42 Senhor Deus, não faças virar o rosto do teu ungido; lembra-te das tuas misericórdias para com teu servo Davi!

Referências Cruzadas

1 1Rs 8:12; Lv 16:2
6 2Cr 12:13; 1Cr 28:4
7 2Sm 7:2; 1Cr 17:1; 1Cr 28:2
11 2Cr 5:10
12 1Rs 8:22
14 Ex 15:11; Dt 4:39; Dt 7:9
15 1Cr 22:9
16 2Sm 7:12; 2Sm 7:16; 1Rs 2:4; 1Rs 6:12; 2Cr 7:18; Sl 132:12
18 2Cr 2:6; Is 66:1; At 7:49
26 1Rs 17:1
28 2Cr 20:9
30 1Cr 28:9
32 Jo 12:20; At 8:27
36 Pv 20:9; Ec 7:20; Tg 3:2; 1Jo 1:8
41 Sl 132:8; Sl 132:9; Sl 132:10; Sl 132:16; 1Cr 28:2; Ne 9:25
42 Sl 132:1; Is 55:3

13 Ajoelhar-se para a oração no culto público. Tenho recebido cartas perguntando-me sobre a posição que deve ser assumida pela pessoa ao fazer oração ao Soberano do Universo. Onde obtiveram nossos irmãos a ideia de que deviam ficar em pé quando oram a Deus? […] (Ver Lc 22:41; At 9:40; 7:59, 60; 20:36; 21:5; Ed 9:5, 6; SI 95:6; Ef 3:14.) […]

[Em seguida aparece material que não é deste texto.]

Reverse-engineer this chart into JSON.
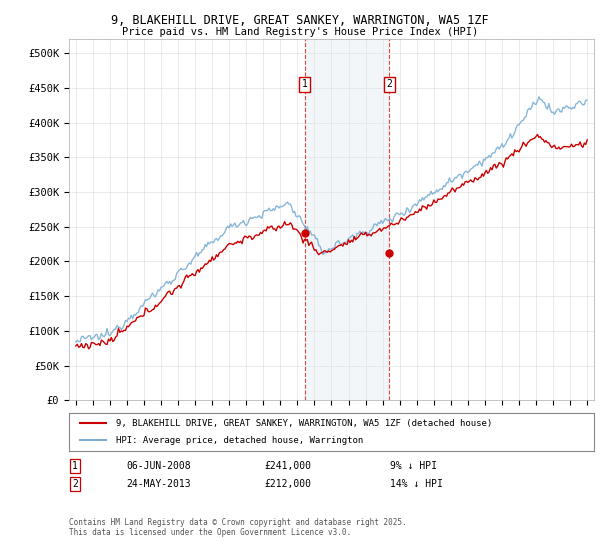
{
  "title_line1": "9, BLAKEHILL DRIVE, GREAT SANKEY, WARRINGTON, WA5 1ZF",
  "title_line2": "Price paid vs. HM Land Registry's House Price Index (HPI)",
  "ylabel_ticks": [
    "£0",
    "£50K",
    "£100K",
    "£150K",
    "£200K",
    "£250K",
    "£300K",
    "£350K",
    "£400K",
    "£450K",
    "£500K"
  ],
  "ytick_values": [
    0,
    50000,
    100000,
    150000,
    200000,
    250000,
    300000,
    350000,
    400000,
    450000,
    500000
  ],
  "ylim": [
    0,
    520000
  ],
  "x_start_year": 1995,
  "x_end_year": 2025,
  "hpi_color": "#7bafd4",
  "price_color": "#cc0000",
  "marker1_x": 2008.43,
  "marker2_x": 2013.39,
  "marker1_label": "1",
  "marker2_label": "2",
  "shade_color": "#dce8f0",
  "vline_color": "#dd3333",
  "legend_line1": "9, BLAKEHILL DRIVE, GREAT SANKEY, WARRINGTON, WA5 1ZF (detached house)",
  "legend_line2": "HPI: Average price, detached house, Warrington",
  "annotation1_num": "1",
  "annotation1_date": "06-JUN-2008",
  "annotation1_price": "£241,000",
  "annotation1_pct": "9% ↓ HPI",
  "annotation2_num": "2",
  "annotation2_date": "24-MAY-2013",
  "annotation2_price": "£212,000",
  "annotation2_pct": "14% ↓ HPI",
  "footnote": "Contains HM Land Registry data © Crown copyright and database right 2025.\nThis data is licensed under the Open Government Licence v3.0.",
  "background_color": "#ffffff",
  "grid_color": "#cccccc",
  "sale1_year": 2008.43,
  "sale1_price": 241000,
  "sale2_year": 2013.39,
  "sale2_price": 212000
}
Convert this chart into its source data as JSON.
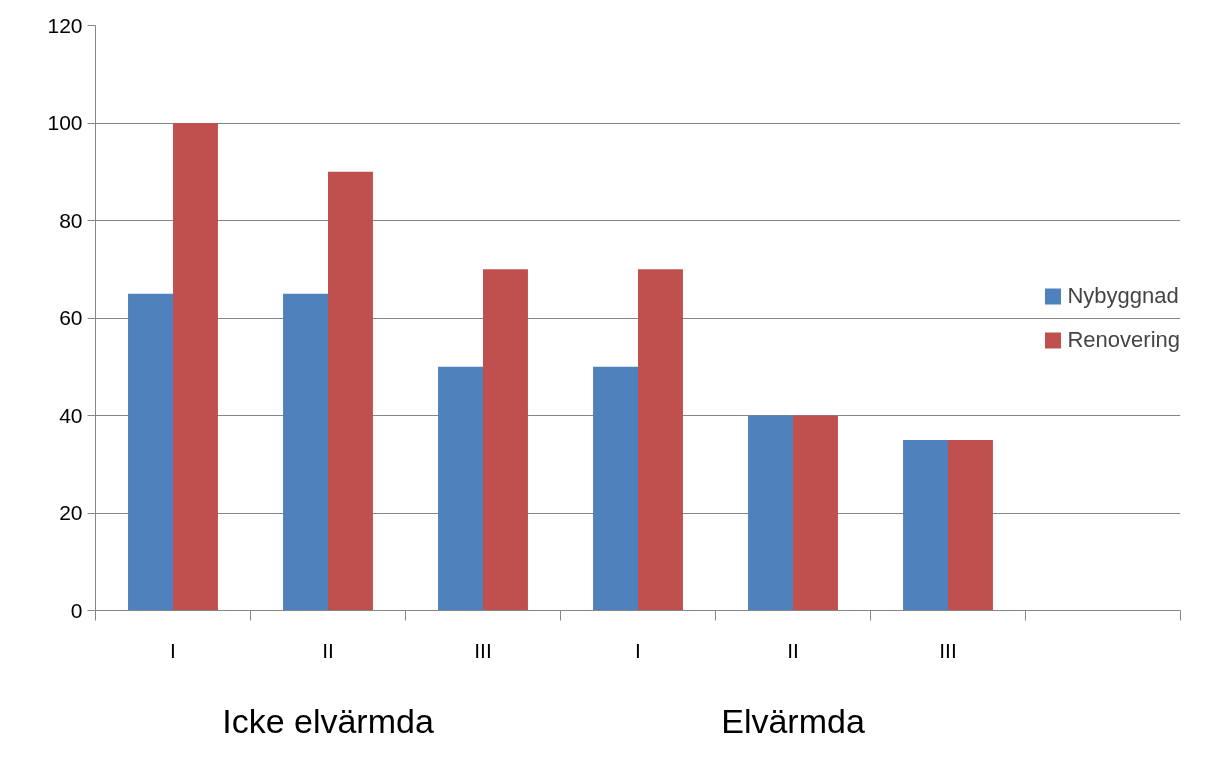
{
  "chart_data": {
    "type": "bar",
    "categories": [
      "I",
      "II",
      "III",
      "I",
      "II",
      "III",
      null
    ],
    "series": [
      {
        "name": "Nybyggnad",
        "color": "#4f81bd",
        "values": [
          65,
          65,
          50,
          50,
          40,
          35,
          null
        ]
      },
      {
        "name": "Renovering",
        "color": "#c0504d",
        "values": [
          100,
          90,
          70,
          70,
          40,
          35,
          null
        ]
      }
    ],
    "ylim": [
      0,
      120
    ],
    "yticks": [
      0,
      20,
      40,
      60,
      80,
      100,
      120
    ],
    "grid": "y",
    "legend": "right",
    "annotations": [
      "Icke elvärmda",
      "Elvärmda"
    ]
  }
}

Tanto no culto público como no particular é nosso dever prostrar-nos de joelhos diante de Deus quando Lhe dirigimos nossas petições. Este procedimento mostra nossa dependência de Deus. […] (Ver 2Cr 6:1-13.) […]
Será possível que, com todo o esclarecimento que Deus tem dado a Seu povo sobre a reverência, pastores, diretores e professores de nossas escolas, por preceito e exemplo, ensinem os jovens a ficar em pé na devoção, como faziam os fariseus? Consideraremos um demonstrativo de sua presunção e importância própria? Devem essas características tornar-se evidentes? […]

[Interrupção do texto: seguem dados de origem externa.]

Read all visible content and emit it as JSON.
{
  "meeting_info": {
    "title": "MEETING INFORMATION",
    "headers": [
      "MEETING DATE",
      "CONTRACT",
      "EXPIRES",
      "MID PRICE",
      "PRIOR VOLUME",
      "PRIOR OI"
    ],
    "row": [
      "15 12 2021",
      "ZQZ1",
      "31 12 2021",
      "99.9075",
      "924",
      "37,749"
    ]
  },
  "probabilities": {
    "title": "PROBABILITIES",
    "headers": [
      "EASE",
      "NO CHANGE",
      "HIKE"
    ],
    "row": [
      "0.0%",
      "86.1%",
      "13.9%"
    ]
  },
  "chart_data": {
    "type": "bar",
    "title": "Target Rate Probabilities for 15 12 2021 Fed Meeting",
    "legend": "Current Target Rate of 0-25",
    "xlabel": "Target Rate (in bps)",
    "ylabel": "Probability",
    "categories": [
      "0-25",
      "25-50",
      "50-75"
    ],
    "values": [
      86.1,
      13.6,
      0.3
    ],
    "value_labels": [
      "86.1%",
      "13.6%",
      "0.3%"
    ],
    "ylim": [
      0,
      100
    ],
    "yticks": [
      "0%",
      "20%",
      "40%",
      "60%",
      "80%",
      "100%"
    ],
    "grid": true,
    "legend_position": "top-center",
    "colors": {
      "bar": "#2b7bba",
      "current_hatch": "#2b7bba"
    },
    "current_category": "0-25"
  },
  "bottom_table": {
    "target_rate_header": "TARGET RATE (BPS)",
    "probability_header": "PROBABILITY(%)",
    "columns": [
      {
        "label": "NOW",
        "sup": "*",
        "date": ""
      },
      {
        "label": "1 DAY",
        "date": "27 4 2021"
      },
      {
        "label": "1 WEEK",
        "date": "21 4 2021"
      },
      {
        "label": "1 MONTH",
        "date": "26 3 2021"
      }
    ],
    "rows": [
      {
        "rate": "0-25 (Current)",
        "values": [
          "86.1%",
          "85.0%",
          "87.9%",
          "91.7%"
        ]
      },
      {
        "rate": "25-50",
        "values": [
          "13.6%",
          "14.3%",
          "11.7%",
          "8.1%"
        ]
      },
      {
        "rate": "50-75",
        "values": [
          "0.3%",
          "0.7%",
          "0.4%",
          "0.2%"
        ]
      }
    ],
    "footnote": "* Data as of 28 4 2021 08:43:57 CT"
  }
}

Temos a esperança de que nossos irmãos não manifestarão menos reverência e respeito ao aproximarem-se do único Deus vivo e verdadeiro do que os pagãos manifestam para com suas divindades idólatras, ou estes povos serão nossos juízes no dia da decisão final. Falo a todos os que ocupam os lugares de professores em nossas escolas. Homens e mulheres, não desonrem a Deus por sua irreverência e imponência. Não se coloquem em pé, em seu farisaísmo, ao fazer suas orações a Deus. Desconfiem de sua própria força. Não dependam dela; mas prostrem-se frequentemente de joelhos diante de Deus, e adorem-No.
E quando se reunirem para adorar a Deus, não deixem de se prostrar de joelhos diante dEle. Que esta ação testifique de que toda a alma, o corpo e o espírito estão em sujeição ao Espírito da verdade. Quem tem examinado a Palavra diligentemente à procura de exemplos e orientação a este respeito? […]

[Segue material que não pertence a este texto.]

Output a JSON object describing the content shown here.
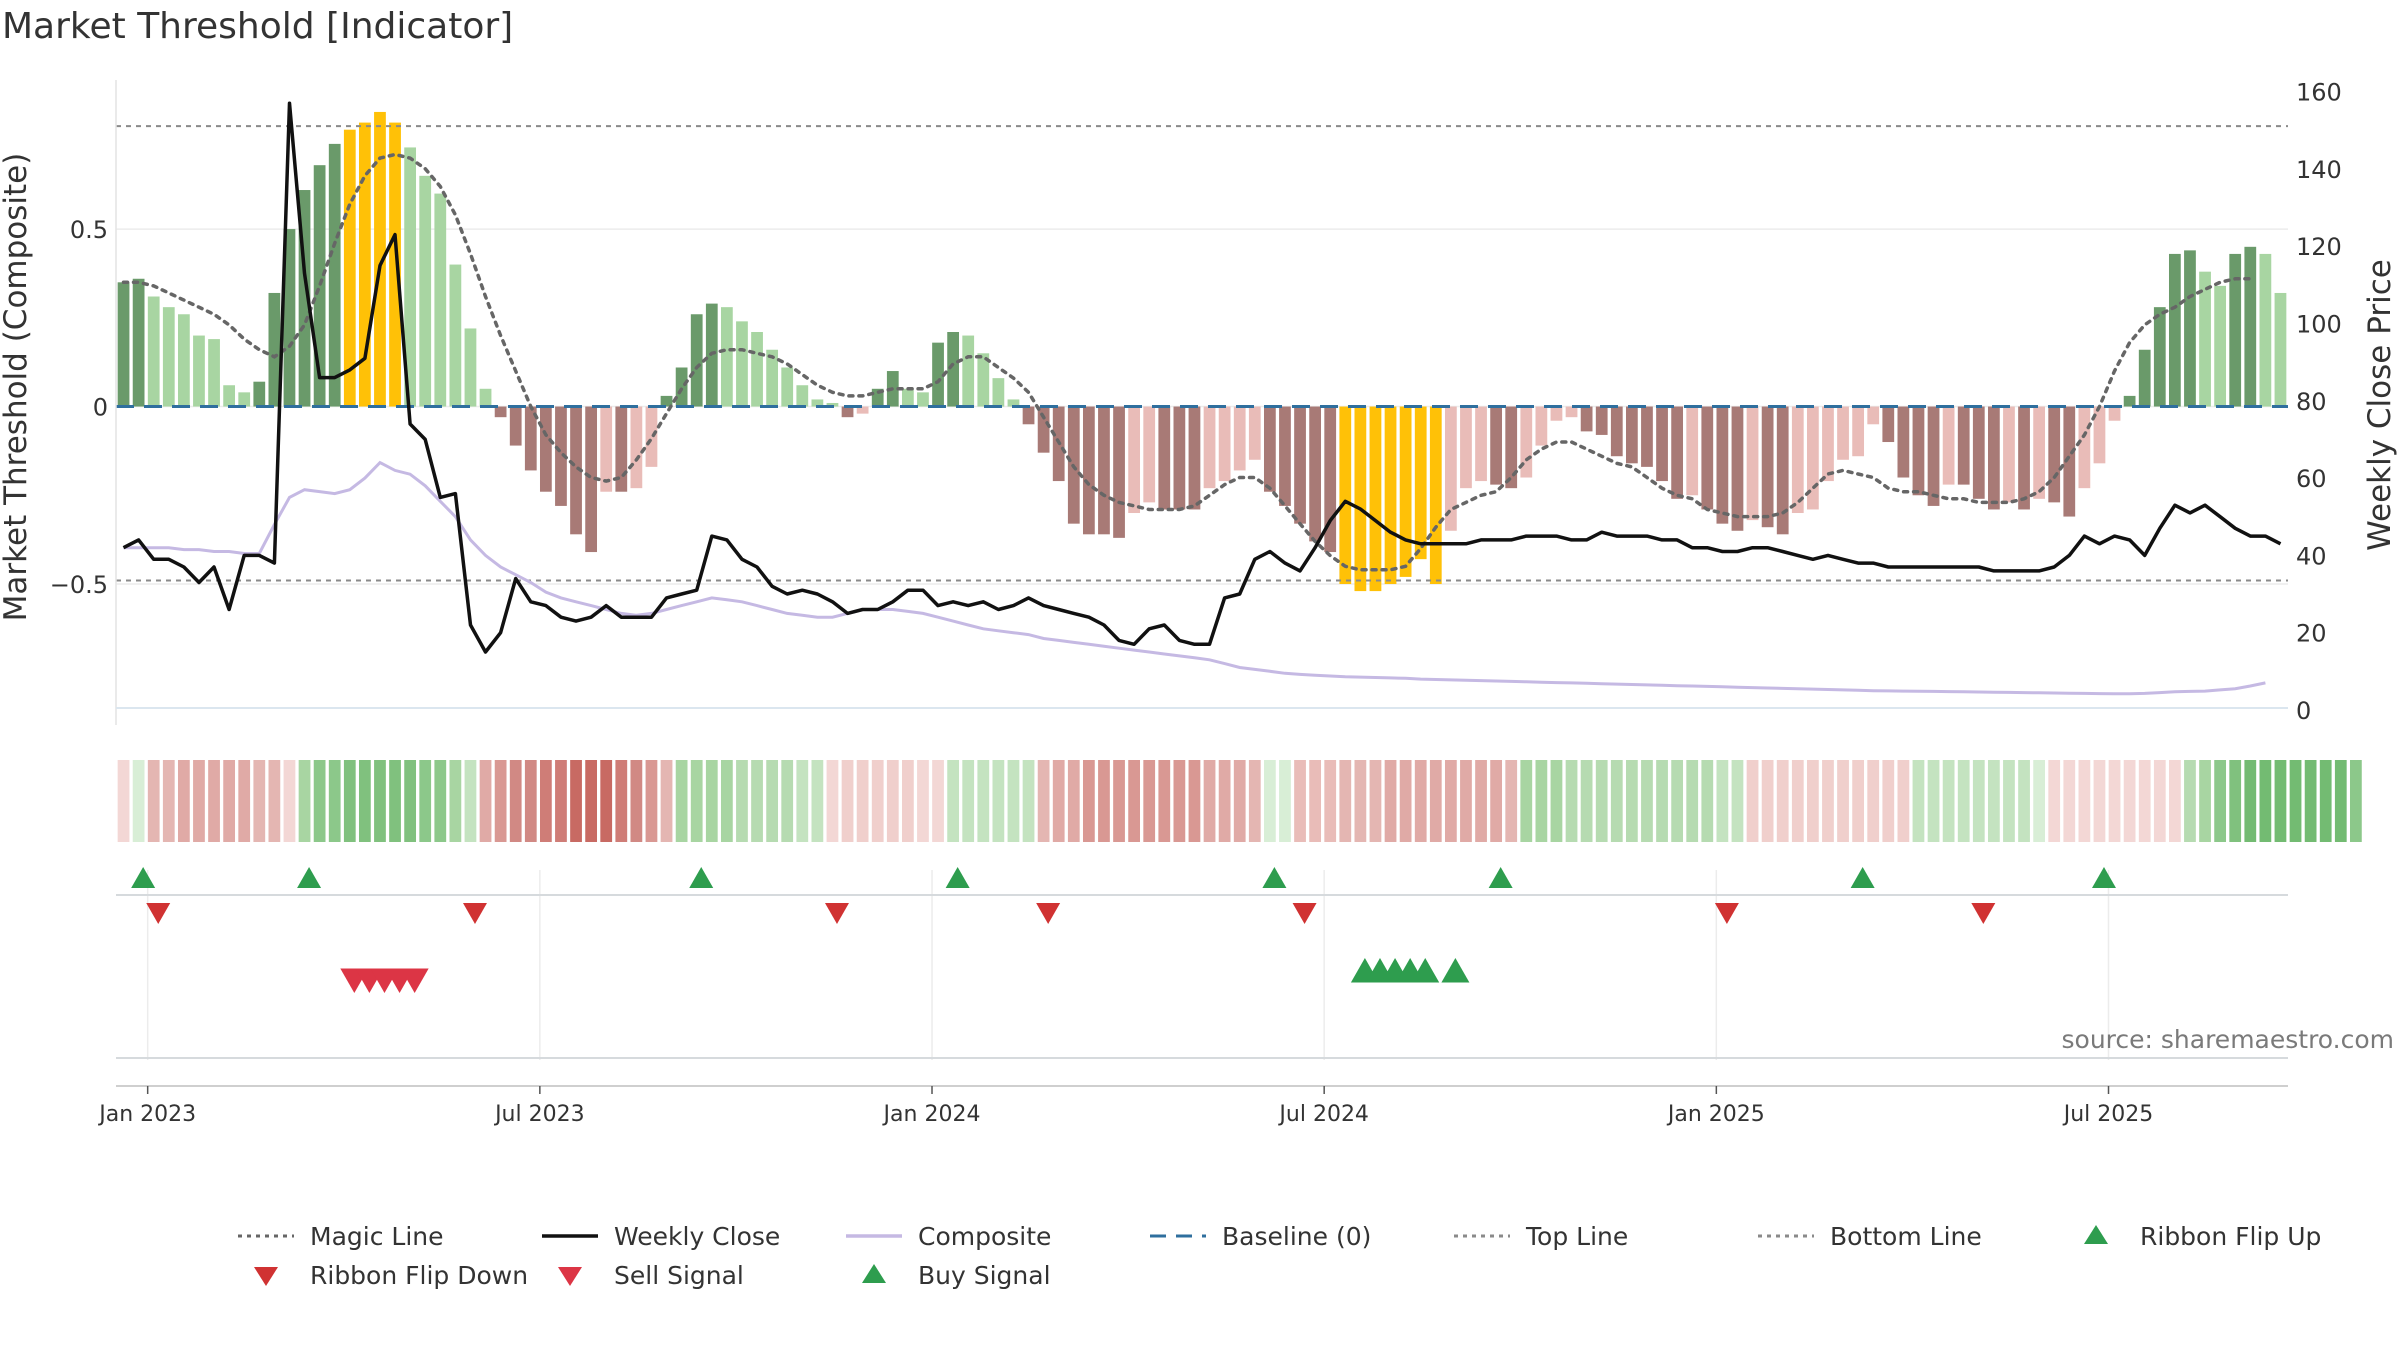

As pessoas devem ir ao pé do trono da misericórdia prostradas de joelhos, como súditas da graça, como suplicantes. E, ao receber benefícios diariamente da mão de Deus, devem sempre acalentar gratidão em seu coração e expressá-la por palavras de agradecimento e de louvor por esses favores imerecidos (ME2, 311-315).
A oração de Salomão durante a dedicação do templo não foi feita de pé. O rei se ajoelhou na humilde posição de um suplicante.
Aqui há uma lição para o povo de Deus hoje. Nossa força espiritual e nossa influência não aumentam pela conformidade com uma atitude mundana durante a oração. […] Que as pessoas vão de joelhos dobrados, como súditas da graça, como suplicantes diante do trono da misericórdia. Assim devem testificar que toda a alma, o corpo e o espírito estão em sujeição ao Criador (RH, 30/11/1905).